Step-by-Step Approach

1. Input Parsing:

   • First, read the number of test cases T.
   • For each test case, read the number of disks N and then the radius R and height H for each disk.

2. Sorting the Disks:

   • Sort the disks by their radius first and, if radii are equal, by their height. Sorting simplifies the problem because we can now focus on building the tower by comparing heights alone (given that the radii are already in non-decreasing order).

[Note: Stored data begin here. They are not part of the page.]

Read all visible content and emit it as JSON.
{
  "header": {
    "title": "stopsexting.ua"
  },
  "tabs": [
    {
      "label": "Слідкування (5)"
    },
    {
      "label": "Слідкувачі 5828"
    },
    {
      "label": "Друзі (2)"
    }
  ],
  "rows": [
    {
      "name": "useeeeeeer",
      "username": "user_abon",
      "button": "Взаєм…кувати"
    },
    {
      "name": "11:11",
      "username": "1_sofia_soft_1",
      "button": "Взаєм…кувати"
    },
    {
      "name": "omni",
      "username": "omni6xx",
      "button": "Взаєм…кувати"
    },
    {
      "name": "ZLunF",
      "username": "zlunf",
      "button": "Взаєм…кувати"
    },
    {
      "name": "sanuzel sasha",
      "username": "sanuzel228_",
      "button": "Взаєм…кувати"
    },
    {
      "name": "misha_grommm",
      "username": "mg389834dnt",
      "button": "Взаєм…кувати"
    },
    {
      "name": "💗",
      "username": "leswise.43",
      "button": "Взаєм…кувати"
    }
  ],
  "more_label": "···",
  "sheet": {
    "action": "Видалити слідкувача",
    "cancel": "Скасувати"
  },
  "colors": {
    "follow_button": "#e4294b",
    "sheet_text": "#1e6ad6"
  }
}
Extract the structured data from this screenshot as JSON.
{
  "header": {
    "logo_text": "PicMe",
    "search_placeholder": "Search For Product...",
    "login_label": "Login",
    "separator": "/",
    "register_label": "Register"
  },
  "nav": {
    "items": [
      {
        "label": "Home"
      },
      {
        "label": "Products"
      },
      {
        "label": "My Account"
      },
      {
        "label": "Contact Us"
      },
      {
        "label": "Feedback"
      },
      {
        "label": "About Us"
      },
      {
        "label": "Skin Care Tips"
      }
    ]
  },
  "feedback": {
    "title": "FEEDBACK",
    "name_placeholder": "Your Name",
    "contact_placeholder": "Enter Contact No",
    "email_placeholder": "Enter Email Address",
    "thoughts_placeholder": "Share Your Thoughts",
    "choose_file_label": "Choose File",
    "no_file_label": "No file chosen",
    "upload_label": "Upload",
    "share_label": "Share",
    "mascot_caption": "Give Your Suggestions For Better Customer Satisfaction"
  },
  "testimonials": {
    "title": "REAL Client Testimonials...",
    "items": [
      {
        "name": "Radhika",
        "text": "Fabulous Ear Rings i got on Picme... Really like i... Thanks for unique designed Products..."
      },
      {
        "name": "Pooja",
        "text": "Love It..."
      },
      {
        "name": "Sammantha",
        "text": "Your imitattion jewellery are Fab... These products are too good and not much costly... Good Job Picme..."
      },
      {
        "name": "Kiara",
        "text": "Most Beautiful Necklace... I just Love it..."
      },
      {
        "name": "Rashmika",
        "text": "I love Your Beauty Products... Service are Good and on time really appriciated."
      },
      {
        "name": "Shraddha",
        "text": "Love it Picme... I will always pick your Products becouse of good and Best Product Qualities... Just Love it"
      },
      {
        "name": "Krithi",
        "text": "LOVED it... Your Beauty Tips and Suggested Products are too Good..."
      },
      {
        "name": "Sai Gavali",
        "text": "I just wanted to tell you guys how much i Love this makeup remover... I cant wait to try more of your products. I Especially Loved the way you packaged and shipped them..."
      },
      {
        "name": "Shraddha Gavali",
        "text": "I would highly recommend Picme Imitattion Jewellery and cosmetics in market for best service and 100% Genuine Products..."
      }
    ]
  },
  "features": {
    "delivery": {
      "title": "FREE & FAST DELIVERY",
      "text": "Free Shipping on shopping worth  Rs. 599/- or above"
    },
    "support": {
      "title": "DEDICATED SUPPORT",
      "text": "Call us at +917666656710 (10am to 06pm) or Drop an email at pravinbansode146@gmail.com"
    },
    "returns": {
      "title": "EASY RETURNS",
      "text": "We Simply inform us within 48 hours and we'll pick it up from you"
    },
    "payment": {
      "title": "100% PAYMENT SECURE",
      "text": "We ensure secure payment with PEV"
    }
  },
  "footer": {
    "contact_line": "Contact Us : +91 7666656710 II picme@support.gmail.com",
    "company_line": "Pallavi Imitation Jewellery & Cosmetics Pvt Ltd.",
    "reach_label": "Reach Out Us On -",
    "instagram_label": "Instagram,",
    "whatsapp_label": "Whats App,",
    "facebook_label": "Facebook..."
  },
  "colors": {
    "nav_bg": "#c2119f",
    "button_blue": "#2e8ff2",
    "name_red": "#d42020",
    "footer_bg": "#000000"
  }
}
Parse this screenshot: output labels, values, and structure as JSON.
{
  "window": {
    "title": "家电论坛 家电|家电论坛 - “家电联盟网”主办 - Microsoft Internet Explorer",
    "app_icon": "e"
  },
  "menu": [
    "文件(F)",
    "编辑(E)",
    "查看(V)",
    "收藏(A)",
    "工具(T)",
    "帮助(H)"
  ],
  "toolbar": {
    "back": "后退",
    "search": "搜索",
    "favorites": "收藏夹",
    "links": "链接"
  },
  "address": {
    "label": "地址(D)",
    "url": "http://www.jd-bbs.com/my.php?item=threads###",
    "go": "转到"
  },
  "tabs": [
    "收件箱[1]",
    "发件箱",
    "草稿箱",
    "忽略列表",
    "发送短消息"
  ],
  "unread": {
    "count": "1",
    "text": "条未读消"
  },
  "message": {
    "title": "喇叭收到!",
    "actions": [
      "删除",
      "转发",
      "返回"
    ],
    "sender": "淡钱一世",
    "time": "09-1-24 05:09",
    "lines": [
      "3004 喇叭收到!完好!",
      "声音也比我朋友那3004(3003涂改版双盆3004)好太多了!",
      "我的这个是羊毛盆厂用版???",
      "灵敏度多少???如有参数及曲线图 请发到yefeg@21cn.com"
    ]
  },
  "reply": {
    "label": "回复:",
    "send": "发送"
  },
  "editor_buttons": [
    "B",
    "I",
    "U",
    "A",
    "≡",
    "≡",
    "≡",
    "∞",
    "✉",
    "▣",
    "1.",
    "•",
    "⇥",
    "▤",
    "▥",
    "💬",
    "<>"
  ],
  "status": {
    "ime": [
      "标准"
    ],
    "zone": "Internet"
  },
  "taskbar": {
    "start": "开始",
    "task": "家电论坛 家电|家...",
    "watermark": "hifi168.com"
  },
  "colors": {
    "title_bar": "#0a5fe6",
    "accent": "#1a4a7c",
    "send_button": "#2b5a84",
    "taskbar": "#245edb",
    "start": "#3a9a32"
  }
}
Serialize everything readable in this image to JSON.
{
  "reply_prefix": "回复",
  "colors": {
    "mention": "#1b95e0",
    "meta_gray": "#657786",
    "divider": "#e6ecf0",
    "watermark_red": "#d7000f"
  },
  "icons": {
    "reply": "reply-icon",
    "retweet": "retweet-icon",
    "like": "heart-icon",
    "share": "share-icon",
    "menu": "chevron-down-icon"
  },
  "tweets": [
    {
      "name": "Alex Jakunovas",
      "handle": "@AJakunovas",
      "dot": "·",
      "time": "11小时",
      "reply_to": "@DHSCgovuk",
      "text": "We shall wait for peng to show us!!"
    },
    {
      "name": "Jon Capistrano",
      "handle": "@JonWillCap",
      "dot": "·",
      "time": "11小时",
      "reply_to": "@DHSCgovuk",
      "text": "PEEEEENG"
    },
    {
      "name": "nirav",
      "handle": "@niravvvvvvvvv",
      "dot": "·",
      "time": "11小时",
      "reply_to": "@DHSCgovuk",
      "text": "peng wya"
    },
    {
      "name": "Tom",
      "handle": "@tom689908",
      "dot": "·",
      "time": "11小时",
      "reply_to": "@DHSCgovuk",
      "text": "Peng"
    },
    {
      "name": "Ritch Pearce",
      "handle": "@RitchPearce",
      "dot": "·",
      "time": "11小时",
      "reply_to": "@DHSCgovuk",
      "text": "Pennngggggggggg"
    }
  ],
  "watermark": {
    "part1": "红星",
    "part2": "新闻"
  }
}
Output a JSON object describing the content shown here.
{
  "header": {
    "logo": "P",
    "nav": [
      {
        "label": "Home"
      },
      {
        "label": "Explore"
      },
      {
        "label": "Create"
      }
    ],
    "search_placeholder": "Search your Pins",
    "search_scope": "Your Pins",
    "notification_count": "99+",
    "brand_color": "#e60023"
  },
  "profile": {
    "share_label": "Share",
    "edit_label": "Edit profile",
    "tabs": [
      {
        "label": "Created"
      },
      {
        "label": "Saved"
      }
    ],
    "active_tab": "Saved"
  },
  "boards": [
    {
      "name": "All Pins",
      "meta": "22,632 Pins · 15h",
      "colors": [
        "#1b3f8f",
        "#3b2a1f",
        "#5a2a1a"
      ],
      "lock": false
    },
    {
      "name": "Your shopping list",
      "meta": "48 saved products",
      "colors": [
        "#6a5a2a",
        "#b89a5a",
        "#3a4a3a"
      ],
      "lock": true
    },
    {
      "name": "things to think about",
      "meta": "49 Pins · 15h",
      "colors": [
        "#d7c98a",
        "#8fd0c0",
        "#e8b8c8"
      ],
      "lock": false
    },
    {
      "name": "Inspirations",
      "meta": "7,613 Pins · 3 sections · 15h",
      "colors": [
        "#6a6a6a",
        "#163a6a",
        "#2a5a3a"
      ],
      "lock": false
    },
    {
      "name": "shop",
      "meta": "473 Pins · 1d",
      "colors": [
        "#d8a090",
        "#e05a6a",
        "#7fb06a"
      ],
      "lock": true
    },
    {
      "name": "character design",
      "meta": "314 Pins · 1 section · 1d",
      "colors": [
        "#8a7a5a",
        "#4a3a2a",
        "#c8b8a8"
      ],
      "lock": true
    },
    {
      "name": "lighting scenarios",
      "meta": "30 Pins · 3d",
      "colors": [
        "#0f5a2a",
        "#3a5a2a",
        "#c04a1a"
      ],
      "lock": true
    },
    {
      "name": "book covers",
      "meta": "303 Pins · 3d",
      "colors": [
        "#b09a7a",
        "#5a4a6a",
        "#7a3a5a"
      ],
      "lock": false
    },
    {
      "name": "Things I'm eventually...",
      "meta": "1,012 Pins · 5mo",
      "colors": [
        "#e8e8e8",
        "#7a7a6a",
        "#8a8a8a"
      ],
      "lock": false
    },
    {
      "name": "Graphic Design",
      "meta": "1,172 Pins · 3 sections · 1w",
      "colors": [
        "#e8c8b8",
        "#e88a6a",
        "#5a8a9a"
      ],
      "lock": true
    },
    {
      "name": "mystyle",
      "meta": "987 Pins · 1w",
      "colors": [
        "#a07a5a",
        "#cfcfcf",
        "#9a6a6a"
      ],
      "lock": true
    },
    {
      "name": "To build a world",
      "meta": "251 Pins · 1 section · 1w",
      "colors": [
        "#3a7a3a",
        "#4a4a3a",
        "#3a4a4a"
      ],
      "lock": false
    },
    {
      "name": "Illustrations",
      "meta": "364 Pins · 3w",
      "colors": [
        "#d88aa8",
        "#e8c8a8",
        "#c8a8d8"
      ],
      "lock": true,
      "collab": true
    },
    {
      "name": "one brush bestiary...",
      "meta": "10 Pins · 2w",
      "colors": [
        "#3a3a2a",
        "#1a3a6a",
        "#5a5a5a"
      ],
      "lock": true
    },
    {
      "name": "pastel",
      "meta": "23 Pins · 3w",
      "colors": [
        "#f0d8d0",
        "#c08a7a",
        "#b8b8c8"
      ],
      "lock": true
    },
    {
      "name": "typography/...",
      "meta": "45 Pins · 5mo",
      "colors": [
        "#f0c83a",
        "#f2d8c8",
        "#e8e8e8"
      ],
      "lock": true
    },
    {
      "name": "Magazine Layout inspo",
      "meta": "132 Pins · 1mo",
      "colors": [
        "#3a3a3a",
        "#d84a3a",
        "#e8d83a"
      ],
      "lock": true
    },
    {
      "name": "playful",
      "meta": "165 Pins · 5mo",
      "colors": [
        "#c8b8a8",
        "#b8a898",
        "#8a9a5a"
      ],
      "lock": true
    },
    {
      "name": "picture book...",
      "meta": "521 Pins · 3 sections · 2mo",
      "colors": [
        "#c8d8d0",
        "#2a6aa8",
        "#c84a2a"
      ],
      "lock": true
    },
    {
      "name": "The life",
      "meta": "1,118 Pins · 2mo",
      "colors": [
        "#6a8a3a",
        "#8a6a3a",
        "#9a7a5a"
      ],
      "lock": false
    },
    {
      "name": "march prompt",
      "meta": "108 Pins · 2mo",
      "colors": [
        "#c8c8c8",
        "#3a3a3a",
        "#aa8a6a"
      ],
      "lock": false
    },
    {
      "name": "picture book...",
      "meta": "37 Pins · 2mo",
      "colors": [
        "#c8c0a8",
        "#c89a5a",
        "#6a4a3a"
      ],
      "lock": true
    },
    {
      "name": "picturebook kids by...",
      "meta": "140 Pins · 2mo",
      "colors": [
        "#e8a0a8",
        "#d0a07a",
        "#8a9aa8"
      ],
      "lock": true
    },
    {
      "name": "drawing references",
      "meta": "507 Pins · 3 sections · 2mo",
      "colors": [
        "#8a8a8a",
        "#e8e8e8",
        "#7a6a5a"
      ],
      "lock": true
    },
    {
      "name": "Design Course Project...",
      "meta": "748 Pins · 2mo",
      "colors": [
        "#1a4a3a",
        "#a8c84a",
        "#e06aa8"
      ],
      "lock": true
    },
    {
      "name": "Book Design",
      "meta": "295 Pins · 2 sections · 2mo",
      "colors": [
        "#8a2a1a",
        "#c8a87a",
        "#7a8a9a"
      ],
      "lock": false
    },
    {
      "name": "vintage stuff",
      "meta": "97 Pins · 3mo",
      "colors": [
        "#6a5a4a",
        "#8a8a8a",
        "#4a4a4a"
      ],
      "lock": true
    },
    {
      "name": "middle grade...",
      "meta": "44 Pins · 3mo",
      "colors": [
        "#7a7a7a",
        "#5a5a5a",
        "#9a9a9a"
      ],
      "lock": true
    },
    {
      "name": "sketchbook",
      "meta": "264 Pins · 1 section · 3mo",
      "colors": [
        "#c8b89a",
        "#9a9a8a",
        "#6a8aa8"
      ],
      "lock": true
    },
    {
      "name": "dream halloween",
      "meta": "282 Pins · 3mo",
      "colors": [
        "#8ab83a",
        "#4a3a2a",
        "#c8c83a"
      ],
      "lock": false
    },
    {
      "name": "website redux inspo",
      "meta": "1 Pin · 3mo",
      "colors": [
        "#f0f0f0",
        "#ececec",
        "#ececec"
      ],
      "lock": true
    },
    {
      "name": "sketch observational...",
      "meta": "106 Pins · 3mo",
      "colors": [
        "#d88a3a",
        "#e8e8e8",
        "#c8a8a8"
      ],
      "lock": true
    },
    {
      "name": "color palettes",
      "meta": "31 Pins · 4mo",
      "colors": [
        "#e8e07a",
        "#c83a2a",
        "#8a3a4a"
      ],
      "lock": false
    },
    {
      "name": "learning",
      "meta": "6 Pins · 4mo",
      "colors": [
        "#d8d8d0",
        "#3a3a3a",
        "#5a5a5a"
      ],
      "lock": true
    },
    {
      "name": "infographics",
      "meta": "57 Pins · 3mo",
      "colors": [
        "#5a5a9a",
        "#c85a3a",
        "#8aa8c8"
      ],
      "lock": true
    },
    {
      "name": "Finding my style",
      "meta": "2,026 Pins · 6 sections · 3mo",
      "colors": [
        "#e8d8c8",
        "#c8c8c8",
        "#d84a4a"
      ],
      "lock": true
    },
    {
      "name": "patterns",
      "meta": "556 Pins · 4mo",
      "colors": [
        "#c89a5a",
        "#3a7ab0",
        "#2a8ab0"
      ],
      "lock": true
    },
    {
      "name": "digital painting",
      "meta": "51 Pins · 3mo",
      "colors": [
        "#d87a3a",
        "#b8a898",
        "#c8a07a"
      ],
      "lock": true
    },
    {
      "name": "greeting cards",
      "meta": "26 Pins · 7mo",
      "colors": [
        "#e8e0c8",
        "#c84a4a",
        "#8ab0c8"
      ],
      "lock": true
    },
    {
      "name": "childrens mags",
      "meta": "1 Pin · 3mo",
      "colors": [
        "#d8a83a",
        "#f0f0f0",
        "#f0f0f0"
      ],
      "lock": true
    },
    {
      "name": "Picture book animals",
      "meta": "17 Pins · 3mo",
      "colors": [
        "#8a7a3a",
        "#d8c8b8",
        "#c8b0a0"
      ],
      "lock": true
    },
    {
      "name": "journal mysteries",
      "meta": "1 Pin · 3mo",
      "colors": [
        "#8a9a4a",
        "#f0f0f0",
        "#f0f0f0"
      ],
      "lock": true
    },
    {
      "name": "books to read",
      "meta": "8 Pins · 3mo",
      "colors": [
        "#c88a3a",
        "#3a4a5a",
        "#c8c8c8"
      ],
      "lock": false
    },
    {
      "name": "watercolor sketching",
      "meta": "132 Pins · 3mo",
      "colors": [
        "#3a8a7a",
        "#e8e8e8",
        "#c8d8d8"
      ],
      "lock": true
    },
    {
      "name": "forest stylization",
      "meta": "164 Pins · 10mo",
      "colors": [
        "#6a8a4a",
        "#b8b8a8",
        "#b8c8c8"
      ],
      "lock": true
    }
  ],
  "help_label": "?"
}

3. Dynamic Programming (DP) Approach:

   • Let dp[i] represent the maximum height of the tower that can be built ending with the i-th disk.
   • Initialize dp[i] as the height of the disk i because, at minimum, a tower containing only that disk will have a height equal to its own height.
   • For each disk i, check all disks j that came before it (where $j < i$). If both the height and radius of disk j are smaller than disk i (i.e., $R_j < R_i$ and $H_j < H_i$), then update dp[i]: $$dp[i] = \max(dp[i], dp[j] + H_i)$$
   • The result for the test case is the maximum value in the dp array, representing the tallest possible tower that can be built.

4. Edge Cases:

   • If there is only one disk, the height of the tower is simply the height of that disk.
   • Since the values of $R$ and $H$ are quite large (up to $10^9$), ensure that the solution is efficient and avoids unnecessary computations.

Code Explanation

#include <bits/stdc++.h>
#define lli long long
using namespace std;

lli dp[202]; // DP array to store maximum tower heights

int main() {
    int t, n; // t is number of test cases, n is number of disks
    lli x, y; // Variables to store radius and height of a disk
    
    cin >> t; // Read number of test cases
    assert(t <= 10); // Ensure the number of test cases is within the constraints
    
    while (t--) {
        cin >> n; // Read number of disks for this test case
        assert(n <= 200); // Ensure number of disks is within the limit
        
        vector<pair<lli, lli>> v; // Vector to store (radius, height) pairs of disks
        
        for (int i = 0; i < n; i++) {
            cin >> x >> y; // Read radius and height of each disk
            assert(x <= 1000000000); // Ensure radius is within the constraint
            assert(y <= 1000000000); // Ensure height is within the constraint
            v.push_back(make_pair(x, y)); // Store disk properties as a pair
        }
        
        // Sort the disks first by radius, then by height
        sort(v.begin(), v.end());
        
        dp[0] = v[0].second; // The tallest tower using just the first disk
        lli ans = v[0].second; // Keep track of the maximum tower height
        
        // Iterate over each disk
        for (int i = 1; i < n; i++) {
            dp[i] = v[i].second; // Initialize dp[i] as the height of the i-th disk
            
            // Check previous disks to see if they can be stacked under the i-th disk
            for (int j = 0; j < i; j++) {
                // If both radius and height of disk j are smaller than those of disk i
                if (v[i].second > v[j].second && v[i].first > v[j].first) {
                    dp[i] = max(dp[i], dp[j] + v[i].second); // Update dp[i]
                }
            }
            
            // Update the maximum tower height found so far
            ans = max(ans, dp[i]);
        }
        
        // Output the result for the current test case
        cout << ans << endl;
    }
    
    return 0;
}

Key Points of the Code:

• Sorting: The disks are sorted based on their radius and height to simplify the problem of finding a valid stacking sequence.
• Dynamic Programming: The dp[i] array is used to store the maximum height of the tower that can be formed ending with the i-th disk.
• Complexity: The time complexity is $O(N^2)$ per test case due to the nested loops, which is feasible for $N \leq 200$.

Example Walkthrough

Test Case 1:

Input:

2
3
4 3
1 4
3 2
5
5 6
4 3
1 2
7 5
3 4

For the first test case with 3 disks:

• Disk 1: $R = 4, H = 3$
• Disk 2: $R = 1, H = 4$
• Disk 3: $R = 3, H = 2$

The optimal stack is Disk 3 on top of Disk 1, resulting in a total height of $5$ (3 + 2).

For the second test case with 5 disks:

• After sorting and applying the DP algorithm, the maximum tower height is $12$.

The outputs for these two test cases are 5 and 12, respectively.